The joy of holding my baby for the very first time came true when I entered the NICU three days after the birth of my baby. Until then, the wait was full of anxiety and excitement. My tiny bundle of joy was so small that I was scared to hold him first. I had mixed emotions and tears of joy and sadness trickling down my cheeks.
My baby was full term but underweight, so he spent around 14 days in the NICU. Being monitored for blood sugar levels was the most important aspect. Plenty of other tests were carried out daily, including ultrasounds. Blood sugar tests were done every 2-3 hours in the beginning, which was difficult to see. I wore a NICU gown, cap and slippers, and sanitised my hands every time I entered the unit to pick my baby up and feed him.
Teaching the baby to breastfeed was the most challenging part in the beginning, as he was fed formula milk with a spoon. With a c-section and pain in the stitches while sitting up, pumping milk was a huge task. At first, the nurses would press and remove milk, but this process was painful. Then I used a manual hand breast pump. But, that was painful too, as my shoulders and arms would be in immense pain.
My mom supported me in the entire process. Without her, I would have been literally shattered. I had to express breast milk every two hours. Then I was called to hold the baby, sit in a chair and feed him. But, my baby didn’t feed at all. I tried for one-two hours every day and ended up feeding him expressed breast milk with a spoon.

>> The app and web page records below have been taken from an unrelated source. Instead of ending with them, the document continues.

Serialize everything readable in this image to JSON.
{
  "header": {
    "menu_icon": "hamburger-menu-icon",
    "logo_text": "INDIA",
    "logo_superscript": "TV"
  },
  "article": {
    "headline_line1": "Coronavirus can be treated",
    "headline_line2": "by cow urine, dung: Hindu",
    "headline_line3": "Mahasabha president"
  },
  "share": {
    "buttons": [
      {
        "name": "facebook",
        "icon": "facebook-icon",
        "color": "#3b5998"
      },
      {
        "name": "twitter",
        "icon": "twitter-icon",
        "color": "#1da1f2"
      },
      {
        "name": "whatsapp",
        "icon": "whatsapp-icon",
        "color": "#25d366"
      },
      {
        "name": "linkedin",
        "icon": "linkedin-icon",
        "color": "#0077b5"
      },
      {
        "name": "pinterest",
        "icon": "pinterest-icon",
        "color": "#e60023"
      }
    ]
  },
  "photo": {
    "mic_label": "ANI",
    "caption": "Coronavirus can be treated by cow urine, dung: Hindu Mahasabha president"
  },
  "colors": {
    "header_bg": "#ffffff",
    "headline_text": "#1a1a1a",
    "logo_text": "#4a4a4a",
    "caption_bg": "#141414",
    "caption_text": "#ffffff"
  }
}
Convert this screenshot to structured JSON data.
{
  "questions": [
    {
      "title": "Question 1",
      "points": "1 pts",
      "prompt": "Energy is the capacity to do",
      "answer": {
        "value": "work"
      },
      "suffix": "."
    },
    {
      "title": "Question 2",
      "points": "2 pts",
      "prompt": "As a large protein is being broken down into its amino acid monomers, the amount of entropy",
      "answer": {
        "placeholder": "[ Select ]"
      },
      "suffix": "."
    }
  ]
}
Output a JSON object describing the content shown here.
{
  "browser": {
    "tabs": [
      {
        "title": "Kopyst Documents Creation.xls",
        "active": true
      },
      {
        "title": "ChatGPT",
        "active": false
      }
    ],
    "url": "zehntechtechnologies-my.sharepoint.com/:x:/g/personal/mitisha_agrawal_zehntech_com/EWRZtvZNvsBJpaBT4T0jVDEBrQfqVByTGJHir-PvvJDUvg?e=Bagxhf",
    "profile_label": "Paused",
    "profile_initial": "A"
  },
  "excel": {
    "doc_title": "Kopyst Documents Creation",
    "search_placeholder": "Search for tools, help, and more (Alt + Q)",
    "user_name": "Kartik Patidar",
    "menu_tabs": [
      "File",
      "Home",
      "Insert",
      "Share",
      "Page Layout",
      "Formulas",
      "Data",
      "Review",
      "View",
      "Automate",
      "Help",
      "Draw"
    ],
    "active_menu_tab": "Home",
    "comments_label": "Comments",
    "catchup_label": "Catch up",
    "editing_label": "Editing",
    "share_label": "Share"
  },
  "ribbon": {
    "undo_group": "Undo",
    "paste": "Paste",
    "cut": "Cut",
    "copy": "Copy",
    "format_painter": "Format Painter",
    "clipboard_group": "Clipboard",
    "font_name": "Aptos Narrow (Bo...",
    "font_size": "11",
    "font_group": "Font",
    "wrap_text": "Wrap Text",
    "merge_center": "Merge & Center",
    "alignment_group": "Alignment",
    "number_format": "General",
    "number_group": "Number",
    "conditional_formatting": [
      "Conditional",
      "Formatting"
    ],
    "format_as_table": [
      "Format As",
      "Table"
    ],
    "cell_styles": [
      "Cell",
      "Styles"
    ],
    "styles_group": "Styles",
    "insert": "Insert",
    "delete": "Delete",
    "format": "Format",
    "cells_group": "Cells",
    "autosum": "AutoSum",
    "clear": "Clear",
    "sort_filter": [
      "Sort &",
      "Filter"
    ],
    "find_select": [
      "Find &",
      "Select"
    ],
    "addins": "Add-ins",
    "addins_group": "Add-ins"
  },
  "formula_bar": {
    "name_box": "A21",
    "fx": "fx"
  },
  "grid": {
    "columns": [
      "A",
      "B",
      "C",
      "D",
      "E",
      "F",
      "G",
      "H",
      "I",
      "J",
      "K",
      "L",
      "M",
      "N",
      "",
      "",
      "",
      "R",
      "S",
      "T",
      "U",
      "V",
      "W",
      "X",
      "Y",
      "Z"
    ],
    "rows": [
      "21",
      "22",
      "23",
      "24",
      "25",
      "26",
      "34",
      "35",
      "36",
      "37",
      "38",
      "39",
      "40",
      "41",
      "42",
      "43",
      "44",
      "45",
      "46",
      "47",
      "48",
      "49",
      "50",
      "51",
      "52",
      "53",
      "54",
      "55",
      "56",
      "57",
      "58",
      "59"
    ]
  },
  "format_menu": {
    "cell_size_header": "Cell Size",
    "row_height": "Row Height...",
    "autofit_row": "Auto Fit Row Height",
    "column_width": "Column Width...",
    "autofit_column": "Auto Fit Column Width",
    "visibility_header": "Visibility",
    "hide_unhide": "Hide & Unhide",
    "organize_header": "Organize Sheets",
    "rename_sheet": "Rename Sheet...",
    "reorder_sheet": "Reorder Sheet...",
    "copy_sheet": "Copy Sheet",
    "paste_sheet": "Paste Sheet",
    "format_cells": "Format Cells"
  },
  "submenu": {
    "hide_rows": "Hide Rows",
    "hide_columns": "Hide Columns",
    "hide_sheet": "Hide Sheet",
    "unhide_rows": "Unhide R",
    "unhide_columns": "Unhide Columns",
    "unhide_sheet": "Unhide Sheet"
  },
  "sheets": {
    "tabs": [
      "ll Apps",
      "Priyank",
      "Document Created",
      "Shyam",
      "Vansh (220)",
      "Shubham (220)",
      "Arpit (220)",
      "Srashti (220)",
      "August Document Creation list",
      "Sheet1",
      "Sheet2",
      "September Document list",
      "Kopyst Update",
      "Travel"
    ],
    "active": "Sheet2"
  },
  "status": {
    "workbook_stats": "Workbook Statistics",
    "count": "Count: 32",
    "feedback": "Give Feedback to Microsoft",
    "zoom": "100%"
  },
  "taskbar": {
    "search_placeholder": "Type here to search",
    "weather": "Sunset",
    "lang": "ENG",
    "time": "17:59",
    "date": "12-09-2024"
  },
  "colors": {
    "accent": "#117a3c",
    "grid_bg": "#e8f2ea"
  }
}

My baby had become very friendly with the nurses around him. Duties would change every few hours, and he knew all of them. He would look at them and communicate with his facial expressions. The nurses would even play some music for him in the night to put him to sleep. I would stand near the door and watch all this. Sometimes, I would also feel a little insecure; worried if my baby will recognise me after the discharge. The anxiety of taking care of him by myself, later on, would be at the back of my mind. Will I be a good mother? How will I handle such a small baby at home?
I was given a list of dos and don’ts at the time of discharge. For two months, I had to strictly adhere to all the rules given by my pediatric. Utmost care was to be taken at home; he said only two people could handle the baby after sanitising their hands. Or else, we could not even touch our baby.
My child’s naming ceremony took place in the NICU itself. It was a very emotional time for the entire family. We shared some special moments in the NICU, holding our baby together in our arms. To sum it up, I would just say that my NICU baby is now seven months old, all hail and hearty. After eight long years of wait, this precious gift of God was worth all the pain, efforts and hardships that we faced. My baby emerged as a strong and brave warrior prince and still continues fighting little hurdles on his way. As a mother, I am still in a learning process, but I have gained strength through my baby. I am blessed. The NICU mother’s journey continues… See you on the other side soon!